BTC Market Cap History (coincodex.com)
The last halving was in May 2020. We can see the spike in activity that followed that. BTC is now valued like a mega cap over $1 trillion. It's much easier for a market cap to rise when the valuation of an asset is small. Capital entering that market will have an easier time raising that valuation. A substantial amount would have to enter BTC to raise its value sufficiently. Barring that, halving poses a major risk of hurting the mining companies' return on their miners. This isn't just true of the upcoming halving event but over time.
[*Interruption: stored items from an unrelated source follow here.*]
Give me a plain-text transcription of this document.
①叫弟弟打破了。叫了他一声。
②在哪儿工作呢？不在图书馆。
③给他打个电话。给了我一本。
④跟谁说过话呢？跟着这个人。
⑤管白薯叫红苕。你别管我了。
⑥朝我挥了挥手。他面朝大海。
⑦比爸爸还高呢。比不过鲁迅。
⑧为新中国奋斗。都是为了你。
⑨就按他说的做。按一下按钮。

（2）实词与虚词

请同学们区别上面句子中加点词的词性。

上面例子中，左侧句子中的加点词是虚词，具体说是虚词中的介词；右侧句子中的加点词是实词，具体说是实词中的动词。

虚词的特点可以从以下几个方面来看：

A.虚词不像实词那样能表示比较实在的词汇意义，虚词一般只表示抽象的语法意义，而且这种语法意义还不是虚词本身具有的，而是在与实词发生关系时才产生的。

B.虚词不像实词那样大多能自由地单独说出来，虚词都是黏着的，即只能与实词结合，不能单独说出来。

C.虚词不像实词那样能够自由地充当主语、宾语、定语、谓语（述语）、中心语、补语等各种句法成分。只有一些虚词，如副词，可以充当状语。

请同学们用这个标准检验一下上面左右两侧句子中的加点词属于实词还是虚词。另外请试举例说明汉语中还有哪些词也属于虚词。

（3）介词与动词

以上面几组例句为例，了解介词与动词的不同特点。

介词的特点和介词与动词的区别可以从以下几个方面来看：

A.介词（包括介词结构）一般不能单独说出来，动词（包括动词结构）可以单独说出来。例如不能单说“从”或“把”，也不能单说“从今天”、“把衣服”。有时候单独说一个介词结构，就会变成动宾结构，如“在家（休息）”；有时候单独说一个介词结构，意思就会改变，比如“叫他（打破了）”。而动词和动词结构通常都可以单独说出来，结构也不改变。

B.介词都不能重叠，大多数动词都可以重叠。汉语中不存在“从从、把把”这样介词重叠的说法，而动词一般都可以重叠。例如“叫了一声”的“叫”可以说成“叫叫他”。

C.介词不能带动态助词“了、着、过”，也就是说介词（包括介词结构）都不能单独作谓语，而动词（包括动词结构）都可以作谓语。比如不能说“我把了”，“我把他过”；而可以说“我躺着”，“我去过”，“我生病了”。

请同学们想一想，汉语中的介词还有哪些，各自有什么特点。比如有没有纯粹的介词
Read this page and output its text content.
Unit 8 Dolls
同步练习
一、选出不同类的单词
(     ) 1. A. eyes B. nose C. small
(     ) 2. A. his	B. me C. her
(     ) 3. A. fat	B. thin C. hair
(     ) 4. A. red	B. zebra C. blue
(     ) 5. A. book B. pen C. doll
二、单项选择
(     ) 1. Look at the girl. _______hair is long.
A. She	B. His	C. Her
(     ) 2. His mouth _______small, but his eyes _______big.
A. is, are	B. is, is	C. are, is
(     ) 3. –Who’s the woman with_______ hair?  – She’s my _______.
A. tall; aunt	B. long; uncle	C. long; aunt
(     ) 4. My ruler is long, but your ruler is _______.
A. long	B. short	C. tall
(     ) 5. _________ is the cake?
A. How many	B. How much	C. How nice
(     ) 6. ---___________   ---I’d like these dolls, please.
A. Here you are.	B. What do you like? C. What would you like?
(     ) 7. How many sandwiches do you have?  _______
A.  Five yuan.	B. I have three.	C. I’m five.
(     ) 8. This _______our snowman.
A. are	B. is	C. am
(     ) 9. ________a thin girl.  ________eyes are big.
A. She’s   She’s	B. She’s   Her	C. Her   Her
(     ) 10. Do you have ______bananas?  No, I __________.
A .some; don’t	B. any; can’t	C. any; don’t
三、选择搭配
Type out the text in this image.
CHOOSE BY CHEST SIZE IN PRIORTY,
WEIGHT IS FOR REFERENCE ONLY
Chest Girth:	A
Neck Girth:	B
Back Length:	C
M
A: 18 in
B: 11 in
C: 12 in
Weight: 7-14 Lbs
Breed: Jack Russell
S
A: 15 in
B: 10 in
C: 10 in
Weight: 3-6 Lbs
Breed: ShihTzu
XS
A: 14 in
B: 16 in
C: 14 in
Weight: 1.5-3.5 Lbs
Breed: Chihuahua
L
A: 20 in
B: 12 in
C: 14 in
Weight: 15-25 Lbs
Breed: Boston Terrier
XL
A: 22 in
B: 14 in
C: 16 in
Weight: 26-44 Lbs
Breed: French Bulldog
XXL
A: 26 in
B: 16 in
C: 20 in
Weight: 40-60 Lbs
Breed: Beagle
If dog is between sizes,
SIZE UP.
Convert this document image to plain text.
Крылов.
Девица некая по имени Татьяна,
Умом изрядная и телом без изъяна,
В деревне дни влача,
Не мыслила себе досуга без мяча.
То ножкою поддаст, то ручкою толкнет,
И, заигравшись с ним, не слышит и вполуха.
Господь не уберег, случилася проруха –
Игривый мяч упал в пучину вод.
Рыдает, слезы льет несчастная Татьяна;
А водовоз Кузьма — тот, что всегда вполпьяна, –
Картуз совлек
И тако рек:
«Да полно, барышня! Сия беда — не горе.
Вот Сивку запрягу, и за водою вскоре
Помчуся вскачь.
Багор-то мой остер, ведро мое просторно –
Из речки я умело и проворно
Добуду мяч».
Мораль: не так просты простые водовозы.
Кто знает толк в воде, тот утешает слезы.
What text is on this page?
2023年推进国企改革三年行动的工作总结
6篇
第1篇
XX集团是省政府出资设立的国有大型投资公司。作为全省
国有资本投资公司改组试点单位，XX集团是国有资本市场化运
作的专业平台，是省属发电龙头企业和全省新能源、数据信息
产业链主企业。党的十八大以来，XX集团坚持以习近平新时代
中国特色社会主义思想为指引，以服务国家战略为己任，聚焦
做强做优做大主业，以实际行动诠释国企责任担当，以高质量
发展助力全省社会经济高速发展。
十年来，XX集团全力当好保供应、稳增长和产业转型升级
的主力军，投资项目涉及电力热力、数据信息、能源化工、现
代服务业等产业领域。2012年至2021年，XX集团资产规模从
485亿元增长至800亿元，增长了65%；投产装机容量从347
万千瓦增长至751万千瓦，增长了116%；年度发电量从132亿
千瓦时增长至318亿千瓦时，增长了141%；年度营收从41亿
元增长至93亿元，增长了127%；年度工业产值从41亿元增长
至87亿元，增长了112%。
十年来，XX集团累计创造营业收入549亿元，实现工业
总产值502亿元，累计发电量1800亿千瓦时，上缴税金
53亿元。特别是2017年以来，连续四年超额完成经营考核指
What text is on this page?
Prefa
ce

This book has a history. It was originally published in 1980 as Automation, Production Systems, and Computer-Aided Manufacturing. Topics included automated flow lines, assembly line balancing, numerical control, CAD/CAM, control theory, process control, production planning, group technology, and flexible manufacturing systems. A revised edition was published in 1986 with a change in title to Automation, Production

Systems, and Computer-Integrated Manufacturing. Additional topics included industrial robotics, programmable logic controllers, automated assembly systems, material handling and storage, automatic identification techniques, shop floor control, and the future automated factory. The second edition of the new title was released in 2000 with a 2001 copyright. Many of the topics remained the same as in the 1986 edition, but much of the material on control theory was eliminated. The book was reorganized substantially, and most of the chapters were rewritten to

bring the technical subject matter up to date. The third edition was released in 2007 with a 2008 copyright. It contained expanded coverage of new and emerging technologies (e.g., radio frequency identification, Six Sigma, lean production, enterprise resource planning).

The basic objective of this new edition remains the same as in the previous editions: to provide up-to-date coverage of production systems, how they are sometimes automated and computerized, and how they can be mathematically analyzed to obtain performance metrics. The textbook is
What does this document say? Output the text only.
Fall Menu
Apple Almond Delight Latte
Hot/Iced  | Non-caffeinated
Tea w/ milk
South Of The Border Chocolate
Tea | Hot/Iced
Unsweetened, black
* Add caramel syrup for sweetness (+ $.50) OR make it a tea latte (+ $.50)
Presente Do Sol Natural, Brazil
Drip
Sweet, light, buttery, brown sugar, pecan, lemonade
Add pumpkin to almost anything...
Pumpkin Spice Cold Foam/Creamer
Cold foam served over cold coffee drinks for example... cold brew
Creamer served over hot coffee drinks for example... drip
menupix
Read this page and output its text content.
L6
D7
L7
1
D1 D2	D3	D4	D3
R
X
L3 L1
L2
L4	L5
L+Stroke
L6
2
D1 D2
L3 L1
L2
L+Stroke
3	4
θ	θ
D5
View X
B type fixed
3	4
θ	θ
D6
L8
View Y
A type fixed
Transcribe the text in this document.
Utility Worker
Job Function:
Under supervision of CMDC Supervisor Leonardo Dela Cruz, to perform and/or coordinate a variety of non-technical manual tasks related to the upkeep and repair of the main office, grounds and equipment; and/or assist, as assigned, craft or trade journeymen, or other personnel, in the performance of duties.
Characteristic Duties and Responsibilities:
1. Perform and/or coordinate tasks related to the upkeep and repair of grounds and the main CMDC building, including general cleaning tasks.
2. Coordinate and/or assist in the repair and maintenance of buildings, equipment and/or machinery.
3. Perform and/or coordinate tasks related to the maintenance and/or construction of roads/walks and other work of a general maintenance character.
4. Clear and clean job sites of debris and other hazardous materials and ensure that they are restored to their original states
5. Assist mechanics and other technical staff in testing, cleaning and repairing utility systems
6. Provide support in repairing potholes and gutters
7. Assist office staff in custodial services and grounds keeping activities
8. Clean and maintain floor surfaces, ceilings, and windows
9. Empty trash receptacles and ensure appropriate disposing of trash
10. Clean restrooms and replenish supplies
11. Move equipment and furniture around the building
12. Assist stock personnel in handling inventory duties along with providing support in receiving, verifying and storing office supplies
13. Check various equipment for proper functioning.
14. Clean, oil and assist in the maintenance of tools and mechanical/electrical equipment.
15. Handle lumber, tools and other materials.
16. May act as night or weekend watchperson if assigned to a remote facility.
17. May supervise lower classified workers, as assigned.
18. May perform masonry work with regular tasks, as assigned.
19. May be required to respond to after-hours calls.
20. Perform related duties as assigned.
Coinbase seems to be the most versatile since it can make money from transactions involving other cryptocurrencies. Even then, disappointing results from the performance of BTC could lead to shrinking interest, a decline in transactions, and thus a loss of fees for the company. Other cryptocurrencies may not pick up that slack either. Is it really worth paying a high P/E ratio for such a possibility?
There are two fads in the investing world right now: crypto and ETFs. With a fund based on an Index they made themselves, Bitwise seems to be responding to consumer demand by providing a desired product. There is no filter for profitability or strong fundamentals here. Consequently, I believe the fund will continue to have the negative returns that it has had, and if that's what the people want, it's not surprising the fund was launched.
Investors should appreciate the likely dynamic at play and should understand what BITQ is. It is exposure to crypto and multiple business models, but they are ones that, by and large, don't make money and give no hint of doing so in the future. I wouldn't want to put my hard-earned money into such a fund. Consequently, BITQ is a textbook SELL for me, and it probably always will be.